Despite these considerable virtues, the book suffers from an identity crisis. While it reads like a closely argued academic paper, it is clear that the author wishes it to appeal to a broad audience as well, in the manner of a popular history. The outcome is an uncomfortable marriage of styles. Thus, Simms assumes—or not—an audience with great prior knowledge of the Waterloo campaign and the British and French armies of the Napoleonic era. For example, he mentions the Baker Rifle several times before giving an (awkwardly inserted) explanation of how it differed (crucially) from the Model 1777 Charleville or India Pattern Infantry Musket used by French and British forces. Worse than that, Simms's account exposes his lack of familiarity with, or oversimplification of, many technical aspects of various weapons and related drill manuals.

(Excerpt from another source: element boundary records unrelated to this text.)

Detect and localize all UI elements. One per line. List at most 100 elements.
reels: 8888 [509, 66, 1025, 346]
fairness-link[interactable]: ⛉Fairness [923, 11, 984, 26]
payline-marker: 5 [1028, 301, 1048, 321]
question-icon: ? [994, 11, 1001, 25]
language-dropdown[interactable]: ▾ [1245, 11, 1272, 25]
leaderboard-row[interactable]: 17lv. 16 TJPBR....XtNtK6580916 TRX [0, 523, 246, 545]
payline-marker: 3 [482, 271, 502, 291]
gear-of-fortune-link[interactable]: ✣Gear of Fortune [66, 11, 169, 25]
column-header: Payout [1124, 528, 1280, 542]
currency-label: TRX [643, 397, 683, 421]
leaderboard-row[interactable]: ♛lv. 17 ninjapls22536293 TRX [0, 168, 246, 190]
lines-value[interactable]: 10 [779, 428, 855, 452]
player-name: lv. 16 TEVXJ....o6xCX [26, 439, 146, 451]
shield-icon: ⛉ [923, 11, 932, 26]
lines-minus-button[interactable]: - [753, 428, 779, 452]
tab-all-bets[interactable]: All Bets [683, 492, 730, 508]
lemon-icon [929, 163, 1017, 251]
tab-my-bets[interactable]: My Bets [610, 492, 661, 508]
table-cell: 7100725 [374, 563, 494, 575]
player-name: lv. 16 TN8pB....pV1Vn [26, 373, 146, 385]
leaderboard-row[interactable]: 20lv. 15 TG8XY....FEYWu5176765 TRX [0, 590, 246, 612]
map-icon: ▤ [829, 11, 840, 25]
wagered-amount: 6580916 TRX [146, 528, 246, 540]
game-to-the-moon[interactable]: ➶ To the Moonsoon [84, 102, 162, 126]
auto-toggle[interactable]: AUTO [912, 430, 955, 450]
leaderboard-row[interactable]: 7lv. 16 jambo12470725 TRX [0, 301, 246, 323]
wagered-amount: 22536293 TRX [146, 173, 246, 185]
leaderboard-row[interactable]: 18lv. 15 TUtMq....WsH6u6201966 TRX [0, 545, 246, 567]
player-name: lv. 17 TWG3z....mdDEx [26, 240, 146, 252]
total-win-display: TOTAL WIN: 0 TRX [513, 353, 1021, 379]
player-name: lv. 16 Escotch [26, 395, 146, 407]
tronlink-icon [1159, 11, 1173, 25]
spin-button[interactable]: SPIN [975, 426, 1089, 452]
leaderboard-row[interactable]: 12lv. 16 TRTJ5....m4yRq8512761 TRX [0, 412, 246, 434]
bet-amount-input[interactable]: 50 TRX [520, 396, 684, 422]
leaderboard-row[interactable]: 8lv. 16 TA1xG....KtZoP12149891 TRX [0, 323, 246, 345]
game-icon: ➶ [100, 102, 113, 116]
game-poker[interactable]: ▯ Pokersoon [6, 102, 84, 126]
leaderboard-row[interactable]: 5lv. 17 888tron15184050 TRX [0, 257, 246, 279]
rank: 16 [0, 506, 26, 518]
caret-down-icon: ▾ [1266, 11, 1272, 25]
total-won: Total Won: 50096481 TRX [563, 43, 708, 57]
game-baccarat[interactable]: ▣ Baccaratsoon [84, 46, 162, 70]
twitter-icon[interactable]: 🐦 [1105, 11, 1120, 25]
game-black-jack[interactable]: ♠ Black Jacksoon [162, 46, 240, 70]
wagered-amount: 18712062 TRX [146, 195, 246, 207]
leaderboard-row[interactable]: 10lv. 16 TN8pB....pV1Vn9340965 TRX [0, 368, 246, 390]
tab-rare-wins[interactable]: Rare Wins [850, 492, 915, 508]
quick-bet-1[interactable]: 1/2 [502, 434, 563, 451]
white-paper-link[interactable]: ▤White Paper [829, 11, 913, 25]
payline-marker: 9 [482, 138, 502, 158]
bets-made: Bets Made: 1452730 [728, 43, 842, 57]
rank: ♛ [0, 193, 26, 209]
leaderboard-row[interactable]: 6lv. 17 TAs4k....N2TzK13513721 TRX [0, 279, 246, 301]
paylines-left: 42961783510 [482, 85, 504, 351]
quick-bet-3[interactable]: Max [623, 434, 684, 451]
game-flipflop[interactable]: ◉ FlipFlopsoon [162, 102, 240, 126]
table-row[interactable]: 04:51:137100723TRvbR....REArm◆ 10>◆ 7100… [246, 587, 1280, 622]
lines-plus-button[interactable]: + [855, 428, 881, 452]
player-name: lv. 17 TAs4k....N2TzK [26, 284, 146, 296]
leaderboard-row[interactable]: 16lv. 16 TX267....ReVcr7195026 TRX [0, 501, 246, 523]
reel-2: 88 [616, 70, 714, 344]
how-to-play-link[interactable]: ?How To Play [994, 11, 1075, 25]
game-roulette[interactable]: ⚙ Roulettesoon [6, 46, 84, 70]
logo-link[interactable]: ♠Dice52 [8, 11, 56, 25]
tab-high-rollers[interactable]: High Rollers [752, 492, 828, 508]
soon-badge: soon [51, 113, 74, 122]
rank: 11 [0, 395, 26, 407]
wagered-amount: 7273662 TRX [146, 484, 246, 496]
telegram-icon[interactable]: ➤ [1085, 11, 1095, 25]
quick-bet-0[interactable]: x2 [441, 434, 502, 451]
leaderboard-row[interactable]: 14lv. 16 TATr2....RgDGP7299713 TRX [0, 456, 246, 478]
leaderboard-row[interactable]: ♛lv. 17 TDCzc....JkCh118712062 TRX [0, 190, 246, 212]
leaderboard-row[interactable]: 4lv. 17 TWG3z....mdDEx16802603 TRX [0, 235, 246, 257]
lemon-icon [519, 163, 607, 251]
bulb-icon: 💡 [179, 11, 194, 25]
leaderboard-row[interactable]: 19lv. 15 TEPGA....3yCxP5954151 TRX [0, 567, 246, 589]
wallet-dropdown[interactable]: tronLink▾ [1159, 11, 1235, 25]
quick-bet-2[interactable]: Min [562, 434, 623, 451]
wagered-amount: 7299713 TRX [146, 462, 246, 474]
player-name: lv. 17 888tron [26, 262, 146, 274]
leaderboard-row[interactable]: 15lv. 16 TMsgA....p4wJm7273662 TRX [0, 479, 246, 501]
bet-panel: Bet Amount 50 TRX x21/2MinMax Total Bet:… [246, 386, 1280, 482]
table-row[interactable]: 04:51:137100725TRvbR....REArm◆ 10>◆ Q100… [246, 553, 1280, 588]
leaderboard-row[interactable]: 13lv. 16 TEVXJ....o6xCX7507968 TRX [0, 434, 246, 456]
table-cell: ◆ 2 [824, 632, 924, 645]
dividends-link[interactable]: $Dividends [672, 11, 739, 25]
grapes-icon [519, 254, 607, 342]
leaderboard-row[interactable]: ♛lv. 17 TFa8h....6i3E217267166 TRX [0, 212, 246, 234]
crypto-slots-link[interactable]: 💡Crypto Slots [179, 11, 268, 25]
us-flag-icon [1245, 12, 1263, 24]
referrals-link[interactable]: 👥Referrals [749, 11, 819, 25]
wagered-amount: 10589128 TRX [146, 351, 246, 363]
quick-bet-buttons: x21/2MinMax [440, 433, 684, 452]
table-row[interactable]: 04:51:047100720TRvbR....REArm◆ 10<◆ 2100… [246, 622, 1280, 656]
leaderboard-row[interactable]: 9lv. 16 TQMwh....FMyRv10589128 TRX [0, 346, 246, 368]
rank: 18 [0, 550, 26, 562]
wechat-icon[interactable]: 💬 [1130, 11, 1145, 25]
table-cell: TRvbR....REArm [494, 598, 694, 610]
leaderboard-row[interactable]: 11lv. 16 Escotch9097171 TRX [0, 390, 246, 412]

In his discussion of how one loaded a Baker Rifle, for instance, he omits the critical detail that a lack of the less common type of ammunition required for the weapon was a primary factor in the Hanoverians' abandonment of their positions. Simms also understates the range and effectiveness of the weapon in comparison to the standard musket, estimating its range at only 180 meters (197 yards), while 274 meters (300 yards) was considered a standard effective range often exceeded by well-trained marksmen, with aimed kills at much longer ranges on the record.[3] The accumulation of such errors exposes his flawed grasp of small-unit military history.

Despite these shortcomings, The Longest Afternoon is an engaging book that advances a convincing argument. While it is too academic to attract a broad audience, it has more blood flowing through it than any purely scholarly work. Brendan Simms tries hard to put his readers into the boots of the men of the 2nd Light Battalion in order to capture their experience and its impact on the larger battle. In so doing, he has usefully moved to center stage one of the critical actions of the Battle of Waterloo.

[1] His other work includes Three Victories and a Defeat: The Rise and Fall of the First British Empire (NY: Basic Books, 2008), Europe: The Struggle for Supremacy, from 1453 to the Present (NY: Basic Books, 2013), and Britain's Europe: A Thousand Years of Conflict and Cooperation (2016; rpt. NY: Penguin, 2017).

[2] Wellington at Waterloo (1967; rpt. Novato, CA: Presidio Pr, 1992).

[3] See Willoughby Verner, A British Rifle Man: The Journals and Correspondence of Major George Simmons, Rifle Brigade, during the Peninsular War and the Campaign of Waterloo (London 1899) xvii.